4) Preadolescence (9-12 years)
Perhaps the most crucial stage is preadolescence, because mistakes made earlier can be corrected during
preadolescence, but errors made during preadolescence are nearly impossible to overcome in later life.
Preadolescence spans the time from the need for a single best friend until puberty. Children who do not learn
intimacy during preadolescence have added difficulties relating to potential sexual partners during later stages.
5) Early Adolescence (12-14 years)
With puberty, comes the lust dynamism and the beginning of early adolescence. Development during this
stage is ordinarily marked by a coexistence of intimacy with a single friend of the same gender and sexual
interest in many persons of the opposite gender. However, if children have no pre-existing capacity for intimacy,
they may confuse lust with love and develop sexual relationships that are devoid of true intimacy.
6) Late Adolescence (14-21 years)
Chronologically, late adolescence may start at any time after about age 16, but psychologically, it begins when
a person is able to feel both intimacy and lust toward the same person. Late adolescence is characterized by
a stable pattern of sexual activity and the growth of the syntaxic mode, as young people learn how to live in
the adult world.

7) Adulthood (21 years and above)


Late adolescence flows into adulthood, a time when a person establishes a stable relationship with a significant
other person and develops a consistent pattern of viewing the world.

Therapeutic Community or Mileu


§ The concept of mileu therapy, involves client’s interaction with one another; i.e., practicing interpersonal
relationship skills, giving one another feedback about behaviour and working cooperatively as a group to
solve day-to-day problems.
§ The first therapeutic community or mileu was developed by Sullivan in 1929.
§ In the concept of mileu, the interaction among client is seen as beneficial and treatment emphasizes the
role of this client-to-client interaction.
§ Today, inpatient hospital stays are often too short for clients to develop meaningful relationship with one
another. Therefore, the concept of mileu therapy requires little attention.

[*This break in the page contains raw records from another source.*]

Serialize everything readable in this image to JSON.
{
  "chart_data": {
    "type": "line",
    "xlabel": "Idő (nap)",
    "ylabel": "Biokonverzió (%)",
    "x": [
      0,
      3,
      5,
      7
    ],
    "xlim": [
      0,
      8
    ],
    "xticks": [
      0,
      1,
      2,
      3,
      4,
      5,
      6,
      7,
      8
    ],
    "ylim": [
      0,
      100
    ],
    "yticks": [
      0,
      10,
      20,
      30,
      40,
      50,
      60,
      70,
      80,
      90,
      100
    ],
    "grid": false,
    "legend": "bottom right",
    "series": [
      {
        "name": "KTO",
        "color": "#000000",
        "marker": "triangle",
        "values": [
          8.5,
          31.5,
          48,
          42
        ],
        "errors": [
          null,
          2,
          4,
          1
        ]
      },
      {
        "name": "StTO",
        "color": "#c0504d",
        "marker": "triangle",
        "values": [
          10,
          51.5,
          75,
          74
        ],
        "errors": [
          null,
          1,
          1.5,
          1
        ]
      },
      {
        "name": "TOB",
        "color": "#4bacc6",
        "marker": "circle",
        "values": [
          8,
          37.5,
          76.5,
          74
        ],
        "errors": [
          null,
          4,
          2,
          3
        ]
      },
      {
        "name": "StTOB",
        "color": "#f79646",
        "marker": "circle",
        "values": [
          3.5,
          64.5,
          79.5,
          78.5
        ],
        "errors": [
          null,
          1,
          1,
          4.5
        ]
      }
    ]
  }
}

Relevance of Interpersonal Theory to Nursing Practice


§ Nurses develop therapeutic relationships with clients in an effort to help them generalize this ability to
interact successfully with others.
§ Nurses use the concepts of this theory to help clients achieve a higher degree of independent and
interpersonal functioning.
§ Nurses use Sullivan's techniques and approaches on psychiatric interview.
§ Sullivan's interpersonal theory provides the theoretical basis for interpersonal psychotherapy (IPT) for
depression and schizophrenia.

Roles of Patient & Nurse


§ Patient and nurse should be in dyad partnership.
§ Nurse should provide the patient an atmosphere of uncritical acceptance and the patient speaks out
openly.
§ Nurses should interact as a person who has beliefs, values, thoughts and feelings.
§ Patient should share his concerns with the nurse and participate in the relationship to the best of his
ability.
§ Nurse should provide safety and protection for all clients and promoting social interaction.